NORTHPORT — Four families may soon have a shot at owning affordably-priced homes in Northport after a local nonprofit joined forces with a landowner.

When finished, the three-bedroom, two-bath homes will be sold for about $159,000 each, targeting families with a median income of at least $45,000 per year.

The Vincer West project is being driven by the nonprofit Leelanau REACH, or Resources for Economical and Accessible Community Housing, which in the past brought affordable housing to Leelanau County. The group has not had a project since 2010.

"We know that workforce housing here is a big issue," said Ty Wessell, a Leelanau County commissioner who sits on the REACH board of trustees. "Four units in Northport would be helpful. There is a need and we're hoping that this is one small step in meeting that need."

The new homes will sit on about a 1-acre parcel donated by Northport resident Bill Collins, who owns a development on Vincer Way off M-22. That development has a dozen single-family homes or condominiums and 13 undeveloped lots. The donated parcel is adjacent to, but not a part of the Vincer Way development.

"We just needed to get REACH off dead center and these lots seemed right for that," said Collins, who has been involved with REACH for about 14 years.

The group tried to come up with a solution to the lack of workforce housing, which for years has impacted the area. Collins said it would seem reasonable that people would donate some land.

So he did.

"We appreciate the generosity of Mr. and Mrs. Collins and are optimistic that things are going to proceed," Wessell said.

Collins, a retired engineer who is known as the father of the Pontiac GTO, has long been a supporter of the Northport community and had a hand in its revival over the past several years.

Collins, who also helped design the DeLorean, built and then donated the nine-hole Northport Creek Golf Course to the village. He funded and built the Village Arts Building, which has quickly become a popular venue for the Northport community. He also built and is now the owner of Tucker's restaurant and bowling alley.
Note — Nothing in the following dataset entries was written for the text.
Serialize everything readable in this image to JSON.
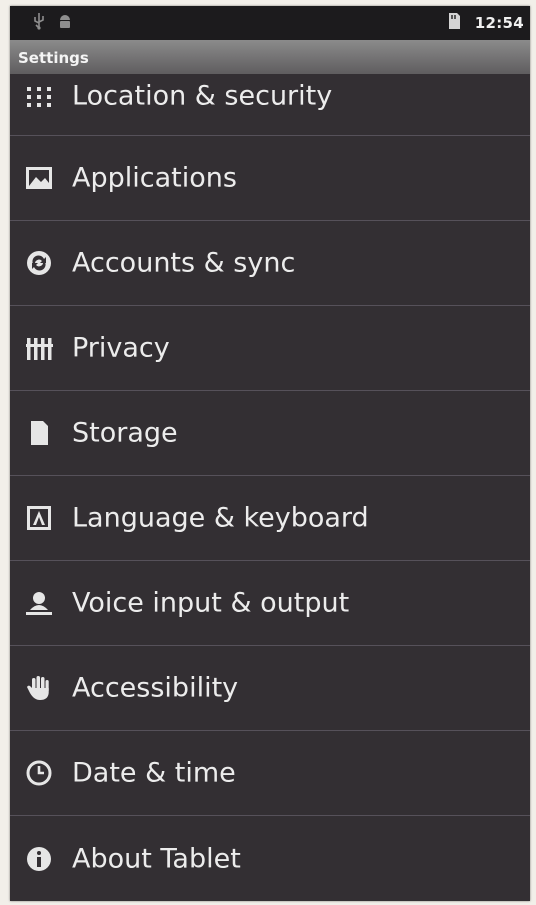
{
  "status_bar": {
    "time": "12:54",
    "left_icons": [
      "usb-icon",
      "android-debug-icon"
    ],
    "right_icons": [
      "sd-card-icon"
    ]
  },
  "title_bar": {
    "title": "Settings"
  },
  "settings_items": [
    {
      "label": "Location & security",
      "icon": "location-grid-icon"
    },
    {
      "label": "Applications",
      "icon": "applications-icon"
    },
    {
      "label": "Accounts & sync",
      "icon": "sync-icon"
    },
    {
      "label": "Privacy",
      "icon": "privacy-icon"
    },
    {
      "label": "Storage",
      "icon": "storage-icon"
    },
    {
      "label": "Language & keyboard",
      "icon": "keyboard-icon"
    },
    {
      "label": "Voice input & output",
      "icon": "voice-icon"
    },
    {
      "label": "Accessibility",
      "icon": "hand-icon"
    },
    {
      "label": "Date & time",
      "icon": "clock-icon"
    },
    {
      "label": "About Tablet",
      "icon": "info-icon"
    }
  ],
  "colors": {
    "background": "#332f33",
    "status_bar": "#1c1b1d",
    "divider": "#56515a",
    "text": "#ececec"
  }
}
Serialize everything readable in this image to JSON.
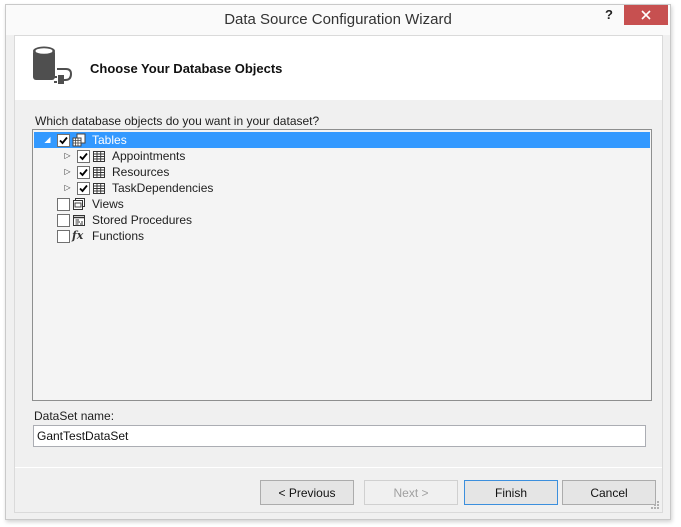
{
  "window": {
    "title": "Data Source Configuration Wizard",
    "help_label": "?",
    "close_label": "x"
  },
  "header": {
    "title": "Choose Your Database Objects",
    "icon": "database-connection-icon"
  },
  "tree": {
    "prompt": "Which database objects do you want in your dataset?",
    "items": [
      {
        "label": "Tables",
        "checked": true,
        "expanded": true,
        "selected": true,
        "icon": "tables-icon",
        "level": 0
      },
      {
        "label": "Appointments",
        "checked": true,
        "expanded": false,
        "icon": "table-icon",
        "level": 1
      },
      {
        "label": "Resources",
        "checked": true,
        "expanded": false,
        "icon": "table-icon",
        "level": 1
      },
      {
        "label": "TaskDependencies",
        "checked": true,
        "expanded": false,
        "icon": "table-icon",
        "level": 1
      },
      {
        "label": "Views",
        "checked": false,
        "icon": "views-icon",
        "level": 0
      },
      {
        "label": "Stored Procedures",
        "checked": false,
        "icon": "stored-procedure-icon",
        "level": 0
      },
      {
        "label": "Functions",
        "checked": false,
        "icon": "function-icon",
        "level": 0
      }
    ],
    "selection_color": "#3399ff"
  },
  "dataset": {
    "label": "DataSet name:",
    "value": "GantTestDataSet"
  },
  "buttons": {
    "previous": "< Previous",
    "next": "Next >",
    "finish": "Finish",
    "cancel": "Cancel"
  },
  "colors": {
    "close_button": "#c75050",
    "default_button_border": "#3c8fdd"
  }
}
The four homes are located in an area of Northport that is not served by the municipal sewer system, which represents a huge savings for future residents. Sewer hook-up fees in the village cost $18,126; in July that charge increases to $18,669. There also are quarterly user and debt service fees totaling nearly $800 per year.

All four houses will be built at the same time by Richard Parker, a Suttons Bay contractor.

Kim Pontius, CEO of Traverse Area Association of Realtors, said the four Northport homes are a good start, but 100 times that number are needed. Homes priced between $150,000 and $175,00 are a much sought after piece of the market, he said.

"But they're unicorns," Pontius said. "Some of them don't even make it to the market."

Unlike past REACH projects, this one will be done without any state or federal funding, as much of that type of funding no longer is available for smaller projects.

REACH is raising $60,000, the amount that is needed to secure a loan for the entire project from the Opportunity Resource Fund, a nonprofit organization that uses donated money to fund developers of affordable housing.

"We are looking for investors for this initial phase to secure funding and get this ball rolling," said Sarah Jane Johnson, the chairwoman for REACH.

In all, about $600,000 will be financed by the Opportunity Fund, which has been around for about 30 years, said Rolf von Walthausen and REACH board member. The group also finances prospective homeowners in that underserved category of those who have blemishes on their credit or who don't make enough money to get financed through a bank.

The money in the fund comes from private individuals who in the long term make a modest return on their investment, von Walthausen said.

"But these are investors who feel passionate about affordable housing and community development, which gets back to our mission," he said.

The problem of a lack of workforce housing is a complex one that has been exacerbated by investors picking up cheaper housing stock as it becomes available, updating the homes and then using them as rental income, von Walthausen said.

Workforce housing is desperately needed in Leelanau, he said.

"Because our workforce can no longer afford to live here, our workers can't raise their families where they work ... and that's gutting our community," he said.

In the past, Leelanau REACH has worked with the county's Planning and Community Development department to build two homes in Northport, three in Suttons Bay and three in Empire. Eight townhouses were built in Lake Leelanau and another three homes were moved out of Sleeping Bear Dunes National Lakeshore and rehabilitated before being sold.

The group also in 2007-08 worked with the federal Foreclosure Prevention Program, using 2 percent funds from the Grand Traverse Band of Ottawa and Chippewa Indians to establish deferred loans for nine homeowners to keep them in their homes.